My DH is prone to the odd "mannouncement" about doing a load of washin and hanging it to dry for example. I laugh and ask him if he would like a dinosaur sticker or a gold star in his workbook. I think the penny is starting to drop. I did have to make quite an effort to stop thinking him for doing this he should be doing anyway and that's probably where the mannouncing started.
DP used to do the laundry and leave it out unfolded on the bed. I simply ignored it and when to sleep. When asked I pointed out that laundry covers washing, drying and folding . Which we had agreed on.

He gets it now and the clothes are put away every time I get to bed :)

Btw DP claimed he did a bit of the dishes once in a while and used it as an excuse for the laundry but I pointed out that I didn’t ask him to do that. In fact him washing dishes actually ruined my plans because I need enough for the dishwasher. He now sticks to his own chores.

TertiusLydgate · 01/10/2021 13:47

My own bar is set extremely high, but I agree, many women have theirs set lamentably low.

I have several friends that praise their OHs if they do the washing or ironing or cook a meal.
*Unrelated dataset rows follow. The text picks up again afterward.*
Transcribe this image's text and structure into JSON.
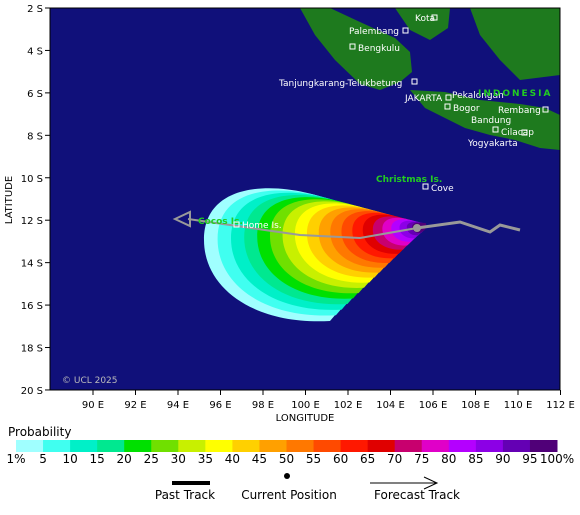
{
  "map": {
    "x_axis": {
      "label": "LONGITUDE",
      "ticks": [
        {
          "value": 90,
          "label": "90 E"
        },
        {
          "value": 92,
          "label": "92 E"
        },
        {
          "value": 94,
          "label": "94 E"
        },
        {
          "value": 96,
          "label": "96 E"
        },
        {
          "value": 98,
          "label": "98 E"
        },
        {
          "value": 100,
          "label": "100 E"
        },
        {
          "value": 102,
          "label": "102 E"
        },
        {
          "value": 104,
          "label": "104 E"
        },
        {
          "value": 106,
          "label": "106 E"
        },
        {
          "value": 108,
          "label": "108 E"
        },
        {
          "value": 110,
          "label": "110 E"
        },
        {
          "value": 112,
          "label": "112 E"
        }
      ]
    },
    "y_axis": {
      "label": "LATITUDE",
      "ticks": [
        {
          "value": 2,
          "label": "2 S"
        },
        {
          "value": 4,
          "label": "4 S"
        },
        {
          "value": 6,
          "label": "6 S"
        },
        {
          "value": 8,
          "label": "8 S"
        },
        {
          "value": 10,
          "label": "10 S"
        },
        {
          "value": 12,
          "label": "12 S"
        },
        {
          "value": 14,
          "label": "14 S"
        },
        {
          "value": 16,
          "label": "16 S"
        },
        {
          "value": 18,
          "label": "18 S"
        },
        {
          "value": 20,
          "label": "20 S"
        }
      ]
    },
    "places": [
      "Kota",
      "Palembang",
      "Bengkulu",
      "Tanjungkarang-Telukbetung",
      "JAKARTA",
      "Pekalongan",
      "Bogor",
      "Bandung",
      "Rembang",
      "Cilacap",
      "Yogyakarta",
      "INDONESIA",
      "Christmas Is.",
      "Cove",
      "Cocos Is.",
      "Home Is."
    ],
    "copyright": "© UCL 2025",
    "legend": {
      "title": "Probability",
      "colors": [
        "#a0ffff",
        "#40fff0",
        "#00f0c8",
        "#00e890",
        "#00e000",
        "#70e000",
        "#c8f000",
        "#ffff00",
        "#ffd000",
        "#ffa000",
        "#ff7800",
        "#ff4a00",
        "#ff1800",
        "#e00000",
        "#c8006e",
        "#e000c8",
        "#b400ff",
        "#8c00e6",
        "#6400b4",
        "#500078"
      ],
      "labels": [
        "1%",
        "5",
        "10",
        "15",
        "20",
        "25",
        "30",
        "35",
        "40",
        "45",
        "50",
        "55",
        "60",
        "65",
        "70",
        "75",
        "80",
        "85",
        "90",
        "95",
        "100%"
      ]
    },
    "key": {
      "past": "Past Track",
      "current": "Current Position",
      "forecast": "Forecast Track"
    }
  }
}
Enablers. Every. Single. One.

LaBellina · 01/10/2021 13:51

Sadly YANBU, OP.

I often go out during the weekend and DH takes care of DS so I have a few hours to myself. So many people have commented on ‘how lucky I am’ and ‘oh not all men are like that, their husbands don’t do any ‘babysitting’. Whilst I think people would say nothing if my DH would go to the pub every weekend and I stayed home with DS, they would see that as completely normal.
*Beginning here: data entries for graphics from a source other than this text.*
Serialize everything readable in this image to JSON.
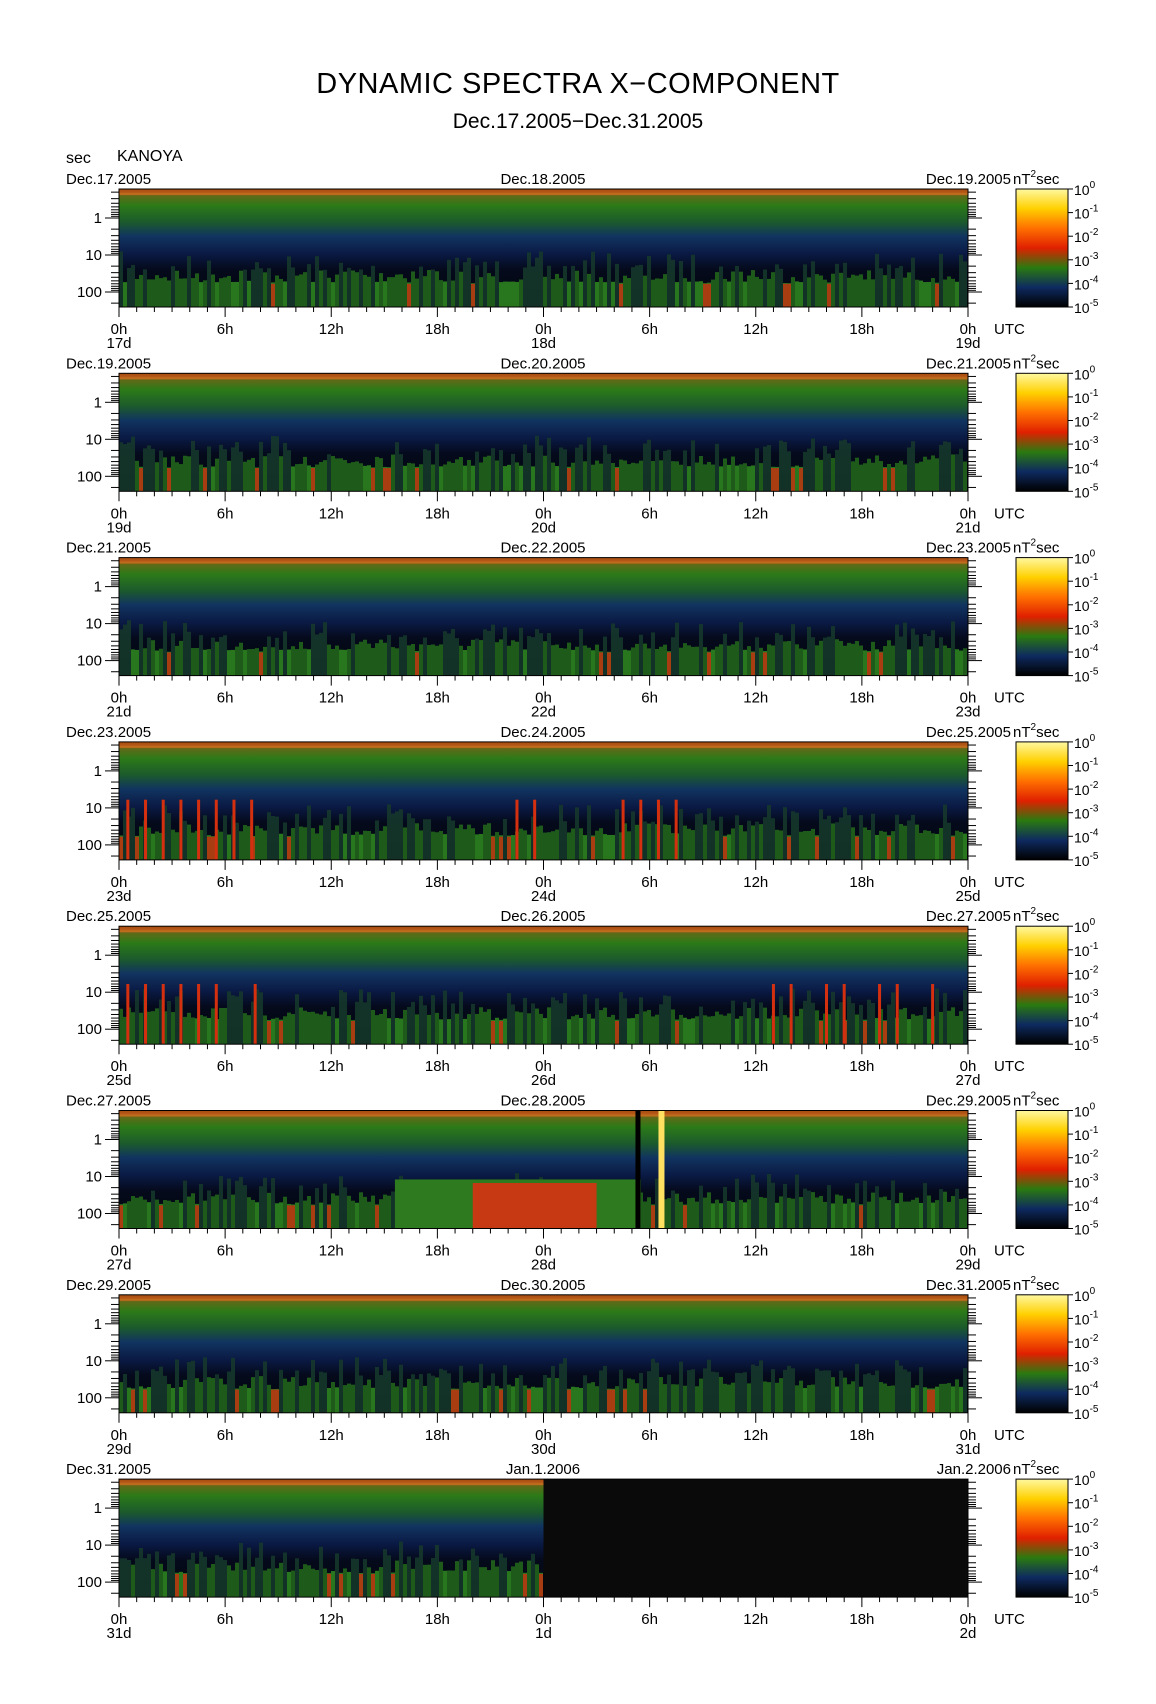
{
  "title": "DYNAMIC SPECTRA X−COMPONENT",
  "subtitle": "Dec.17.2005−Dec.31.2005",
  "y_unit_label": "sec",
  "station": "KANOYA",
  "colorbar": {
    "unit_text": "nT",
    "unit_sup": "2",
    "unit_suffix": "sec",
    "tick_base": "10",
    "tick_exponents": [
      "0",
      "-1",
      "-2",
      "-3",
      "-4",
      "-5"
    ],
    "colors": [
      "#fff8a0",
      "#ffd000",
      "#ff7000",
      "#e02000",
      "#2a7a10",
      "#0e2a60",
      "#000000"
    ]
  },
  "x_tick_labels": [
    "0h",
    "6h",
    "12h",
    "18h",
    "0h",
    "6h",
    "12h",
    "18h",
    "0h"
  ],
  "x_unit": "UTC",
  "y_tick_labels": [
    "1",
    "10",
    "100"
  ],
  "chart_data": [
    {
      "type": "heatmap",
      "title_left": "Dec.17.2005",
      "title_mid": "Dec.18.2005",
      "title_right": "Dec.19.2005",
      "day_labels": [
        "17d",
        "18d",
        "19d"
      ],
      "x_range_hours": [
        0,
        48
      ],
      "y_range_sec_log": [
        0.2,
        300
      ],
      "activity": "moderate",
      "nodata_from_hour": null
    },
    {
      "type": "heatmap",
      "title_left": "Dec.19.2005",
      "title_mid": "Dec.20.2005",
      "title_right": "Dec.21.2005",
      "day_labels": [
        "19d",
        "20d",
        "21d"
      ],
      "x_range_hours": [
        0,
        48
      ],
      "y_range_sec_log": [
        0.2,
        300
      ],
      "activity": "moderate",
      "nodata_from_hour": null
    },
    {
      "type": "heatmap",
      "title_left": "Dec.21.2005",
      "title_mid": "Dec.22.2005",
      "title_right": "Dec.23.2005",
      "day_labels": [
        "21d",
        "22d",
        "23d"
      ],
      "x_range_hours": [
        0,
        48
      ],
      "y_range_sec_log": [
        0.2,
        300
      ],
      "activity": "moderate",
      "nodata_from_hour": null
    },
    {
      "type": "heatmap",
      "title_left": "Dec.23.2005",
      "title_mid": "Dec.24.2005",
      "title_right": "Dec.25.2005",
      "day_labels": [
        "23d",
        "24d",
        "25d"
      ],
      "x_range_hours": [
        0,
        48
      ],
      "y_range_sec_log": [
        0.2,
        300
      ],
      "activity": "pulses",
      "nodata_from_hour": null
    },
    {
      "type": "heatmap",
      "title_left": "Dec.25.2005",
      "title_mid": "Dec.26.2005",
      "title_right": "Dec.27.2005",
      "day_labels": [
        "25d",
        "26d",
        "27d"
      ],
      "x_range_hours": [
        0,
        48
      ],
      "y_range_sec_log": [
        0.2,
        300
      ],
      "activity": "pulses",
      "nodata_from_hour": null
    },
    {
      "type": "heatmap",
      "title_left": "Dec.27.2005",
      "title_mid": "Dec.28.2005",
      "title_right": "Dec.29.2005",
      "day_labels": [
        "27d",
        "28d",
        "29d"
      ],
      "x_range_hours": [
        0,
        48
      ],
      "y_range_sec_log": [
        0.2,
        300
      ],
      "activity": "strong",
      "spike_hour": 30.5,
      "nodata_from_hour": null
    },
    {
      "type": "heatmap",
      "title_left": "Dec.29.2005",
      "title_mid": "Dec.30.2005",
      "title_right": "Dec.31.2005",
      "day_labels": [
        "29d",
        "30d",
        "31d"
      ],
      "x_range_hours": [
        0,
        48
      ],
      "y_range_sec_log": [
        0.2,
        300
      ],
      "activity": "moderate",
      "nodata_from_hour": null
    },
    {
      "type": "heatmap",
      "title_left": "Dec.31.2005",
      "title_mid": "Jan.1.2006",
      "title_right": "Jan.2.2006",
      "day_labels": [
        "31d",
        "1d",
        "2d"
      ],
      "x_range_hours": [
        0,
        48
      ],
      "y_range_sec_log": [
        0.2,
        300
      ],
      "activity": "moderate",
      "nodata_from_hour": 24
    }
  ]
}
TractorAndHeadphones · 01/10/2021 13:51

@Blossomtoes

I suspect that a lot of men go along with procreation for a quiet life and this is the result. If men had their way I reckon there would be far more childless couples.
While this may be true said men are also happy to claim credit etc for their offspring’s achievements or enjoy their company when grown up…
goinggently · 01/10/2021 13:56

We have two laundry baskets... one for my clothes, one for his. It's just been that way since we moved in together. I do my washing, he does his own, though we might say "do you have any whites? etc".
I think this is completely unremarkable, but when it's come up in conversation with friends they think it's extremely weird. Like I'm supposed to be doing all his washing or something just because we live together? Is it weird...??